1. Heat Half & Half to 170F
2. Add Lobster Base and Tabasco Sauce
3. Return to 170F
4. Thicken with butter and flour roux, stirring constantly until temperature reaches 180F
5. Hold at 165F, minimum.

Zehnder’s Rumaki:

12 Chicken Livers
1 Cup Flour
12 Pieces Applewood Bacon
1 Tsp. Zehnder’s Chicken Seasoning (Click here to order online)
1/3 Tsp. White Pepper
1/4 Cup Vegetable Oil

1. Toss chicken livers in flour, making sure to coat well, shaking off excess flour.
2. In a large saute pan, heat vegetable oil over medium heat.
3. Add floured livers to hot oil and season with Zehnder’s Chicken Seasoning and white pepper.
4. Cook livers until they are cooked only halfway through, remove and place on a paper towel lined plate.
5. On a sheet pan, cook bacon on a parchment lined sheet pan in a 350F oven until cooked halfway through.
6. As soon as the bacon is cool enough to touch, roll the bacon around the half cooked liver and pick with a toothpick.
7. Place the rumaki on a parchment lined sheet pan and cook in a 350F oven until the bacon is cooked to your desired crispness.
8. Serve as is or with dill pickle spears.

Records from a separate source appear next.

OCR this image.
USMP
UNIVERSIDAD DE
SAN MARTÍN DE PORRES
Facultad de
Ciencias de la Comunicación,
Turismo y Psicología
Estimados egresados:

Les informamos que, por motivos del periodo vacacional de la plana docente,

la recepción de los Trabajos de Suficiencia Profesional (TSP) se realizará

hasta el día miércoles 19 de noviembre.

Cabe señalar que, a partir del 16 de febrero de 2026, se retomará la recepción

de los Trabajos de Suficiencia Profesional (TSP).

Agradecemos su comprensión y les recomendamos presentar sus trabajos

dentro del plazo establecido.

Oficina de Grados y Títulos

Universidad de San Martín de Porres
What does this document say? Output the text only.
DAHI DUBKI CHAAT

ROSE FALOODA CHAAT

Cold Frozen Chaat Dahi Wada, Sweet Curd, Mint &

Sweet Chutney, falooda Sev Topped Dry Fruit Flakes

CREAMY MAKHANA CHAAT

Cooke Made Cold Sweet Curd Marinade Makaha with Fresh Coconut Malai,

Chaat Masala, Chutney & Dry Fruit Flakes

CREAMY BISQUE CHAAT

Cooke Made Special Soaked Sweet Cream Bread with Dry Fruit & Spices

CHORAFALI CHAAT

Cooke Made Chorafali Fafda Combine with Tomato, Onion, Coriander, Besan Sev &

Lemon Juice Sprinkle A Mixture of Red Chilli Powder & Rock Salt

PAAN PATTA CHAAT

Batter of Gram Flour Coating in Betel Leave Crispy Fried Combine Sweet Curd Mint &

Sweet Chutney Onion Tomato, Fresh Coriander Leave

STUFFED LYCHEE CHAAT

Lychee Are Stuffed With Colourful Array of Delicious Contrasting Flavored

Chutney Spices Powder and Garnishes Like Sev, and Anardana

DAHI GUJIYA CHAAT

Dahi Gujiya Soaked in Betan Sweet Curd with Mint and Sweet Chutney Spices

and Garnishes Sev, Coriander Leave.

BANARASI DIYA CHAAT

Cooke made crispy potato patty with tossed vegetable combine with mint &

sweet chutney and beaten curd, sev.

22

Zehnder’s Chicken in Phyllo:

2 lbs. Boneless, Skinless Chicken Breasts
1/2 lbs. Cream Cheese, softened
1/4 lbs. Feta Cheese, crumbled
3 Scallions, sliced thin
1 Tsp. Black Pepper
1/2 Tsp. Sesame Oil
1/2 Tsp. Soy Sauce
1/2 lb. Butter, melted
8 Sheets Phyllo Dough

1. In a 350F oven, cook chicken breasts until their internal temperature reaches 165F.
2. Allow chicken breasts to cool to room temperature and then cut into strips 1/8″ thick.
3. Mix chicken strips, cream cheese, feta cheese, scallions, black pepper, sesame oil and soy sauce together well in a bowl. Refrigerate for one hour or up to 24 hours.
4. Place 2 sheets of Phyllo dough on a cool, dry, hard surface and brush melted butter on making sure to cover completely but do not over saturate.
5. Repeat Step #4 until there are eight sheets total.
6. Place the filling mixture on the end of the sheet of Phyllo in the shape of a log and then roll the Phyllo dough tightly around the filling.
7. Bake in a 350F oven for 25-35 min. until the internal temperature reaches 165F.
8. Serve with Alfredo Sauce or Raspberry Coulis.